Los móviles son pantallas mas pequeñas con teclados más complicados y con tecnologías menos estandarizadas que los ordenadores. Todo trabajo de movilidad requiere contar con menos espacio, y, en muchos casos, con un entorno más incierto sin tener menos necesidades. Esto hace que sea un trabajo de mayor destreza, como poner un barco en una botella.

Como se dice de los realitys, la gestión en el móvil magnifica las cosas. Los pequeños problemas son más grandes, y las pequeñas ineficiencias eclipsan todo lo demás. Del mismo modo, si las cosas salen bien o son fáciles, la experiencia es más agradecida que la de un ordenador básicamente por la comodidad y sencillez que se precisa.

Un servicio móvil no es un servicio en un móvil.

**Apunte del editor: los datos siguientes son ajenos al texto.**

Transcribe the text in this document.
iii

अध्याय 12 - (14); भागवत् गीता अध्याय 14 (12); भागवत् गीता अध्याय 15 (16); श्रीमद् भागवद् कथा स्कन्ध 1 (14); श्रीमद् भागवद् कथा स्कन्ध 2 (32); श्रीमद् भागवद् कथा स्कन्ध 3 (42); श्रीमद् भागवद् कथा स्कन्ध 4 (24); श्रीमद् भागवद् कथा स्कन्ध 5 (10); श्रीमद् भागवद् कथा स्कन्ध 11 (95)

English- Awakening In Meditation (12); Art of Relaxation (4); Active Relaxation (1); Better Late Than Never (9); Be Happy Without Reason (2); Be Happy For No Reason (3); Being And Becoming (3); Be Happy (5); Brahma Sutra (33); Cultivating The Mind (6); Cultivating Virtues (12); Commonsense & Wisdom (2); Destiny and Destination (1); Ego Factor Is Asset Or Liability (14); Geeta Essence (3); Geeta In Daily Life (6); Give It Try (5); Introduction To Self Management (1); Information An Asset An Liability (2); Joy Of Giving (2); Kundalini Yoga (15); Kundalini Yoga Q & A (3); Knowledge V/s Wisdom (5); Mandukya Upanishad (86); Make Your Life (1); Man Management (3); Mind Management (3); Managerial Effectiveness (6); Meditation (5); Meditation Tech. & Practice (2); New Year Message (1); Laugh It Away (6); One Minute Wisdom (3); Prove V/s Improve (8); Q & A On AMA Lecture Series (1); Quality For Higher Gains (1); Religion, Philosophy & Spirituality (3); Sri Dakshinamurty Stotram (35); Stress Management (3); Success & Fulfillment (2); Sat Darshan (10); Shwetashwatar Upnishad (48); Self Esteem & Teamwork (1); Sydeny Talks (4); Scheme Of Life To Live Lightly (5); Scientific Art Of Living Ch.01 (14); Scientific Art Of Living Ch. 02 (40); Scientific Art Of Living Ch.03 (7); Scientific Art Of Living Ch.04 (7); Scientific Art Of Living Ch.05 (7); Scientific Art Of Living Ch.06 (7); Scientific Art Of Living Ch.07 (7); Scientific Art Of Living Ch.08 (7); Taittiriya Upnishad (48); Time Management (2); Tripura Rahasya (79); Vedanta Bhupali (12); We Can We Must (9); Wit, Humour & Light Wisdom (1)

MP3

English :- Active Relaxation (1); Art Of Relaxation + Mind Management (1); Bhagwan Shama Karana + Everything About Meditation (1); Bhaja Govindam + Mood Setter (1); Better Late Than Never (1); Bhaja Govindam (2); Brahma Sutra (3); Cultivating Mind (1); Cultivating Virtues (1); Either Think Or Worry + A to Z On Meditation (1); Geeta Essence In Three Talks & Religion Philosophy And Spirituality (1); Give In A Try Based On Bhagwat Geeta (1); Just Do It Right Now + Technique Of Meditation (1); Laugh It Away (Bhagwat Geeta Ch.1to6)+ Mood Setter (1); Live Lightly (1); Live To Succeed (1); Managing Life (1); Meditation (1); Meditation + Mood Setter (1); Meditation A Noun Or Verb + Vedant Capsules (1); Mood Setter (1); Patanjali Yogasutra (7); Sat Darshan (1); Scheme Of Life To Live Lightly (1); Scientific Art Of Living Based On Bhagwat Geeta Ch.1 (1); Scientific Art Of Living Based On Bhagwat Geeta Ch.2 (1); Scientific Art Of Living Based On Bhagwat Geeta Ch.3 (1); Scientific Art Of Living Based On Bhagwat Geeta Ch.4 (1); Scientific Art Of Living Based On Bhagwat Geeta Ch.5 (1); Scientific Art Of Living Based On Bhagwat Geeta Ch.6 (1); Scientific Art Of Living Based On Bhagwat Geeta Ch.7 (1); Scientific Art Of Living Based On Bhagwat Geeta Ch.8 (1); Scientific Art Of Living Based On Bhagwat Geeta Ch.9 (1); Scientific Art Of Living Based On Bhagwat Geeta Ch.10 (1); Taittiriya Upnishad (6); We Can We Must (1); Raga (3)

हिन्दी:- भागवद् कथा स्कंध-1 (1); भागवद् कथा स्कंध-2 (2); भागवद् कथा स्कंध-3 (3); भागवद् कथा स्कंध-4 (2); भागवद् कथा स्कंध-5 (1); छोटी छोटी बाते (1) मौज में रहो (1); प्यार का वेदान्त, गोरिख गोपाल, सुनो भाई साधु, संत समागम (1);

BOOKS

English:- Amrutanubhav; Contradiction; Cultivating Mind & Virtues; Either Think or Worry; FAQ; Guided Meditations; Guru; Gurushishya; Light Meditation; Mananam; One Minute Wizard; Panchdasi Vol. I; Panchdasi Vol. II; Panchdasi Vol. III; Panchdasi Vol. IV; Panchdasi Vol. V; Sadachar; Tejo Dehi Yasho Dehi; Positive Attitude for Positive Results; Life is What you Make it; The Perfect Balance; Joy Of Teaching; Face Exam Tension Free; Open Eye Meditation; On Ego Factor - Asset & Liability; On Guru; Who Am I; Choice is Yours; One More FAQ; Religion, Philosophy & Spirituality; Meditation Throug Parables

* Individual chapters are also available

Y llegamos al final. Un servicio no es un servicio, es un servicio y sus circunstancias. Es decir, un servicio móvil no es un servicio que se puede hacer desde un móvil, es un servicio que puedes hacer completamente en las condiciones en las que usarías normalmente un móvil. No debería tener una carga complicada, pantallas difíciles, demandas de información innecesarias y documentos que no pudieras tener a mano. Es decir, hay que pensar que si no puedes hacerlo en estas condiciones, no estás haciendo un servicio para móvil.

Por otro lado, nada de lo que hemos dicho que se aplique para un móvil son cosas que molestarían a la navegación en sobremesa. Es decir, cuanto más pensemos en los trámites en móvil, muy posiblemente mejoraremos los servicios en ordenador (y posiblemente presenciales). Es la oportunidad de destilar la necesidad servicio a su esencia para facilitárselo a las personas.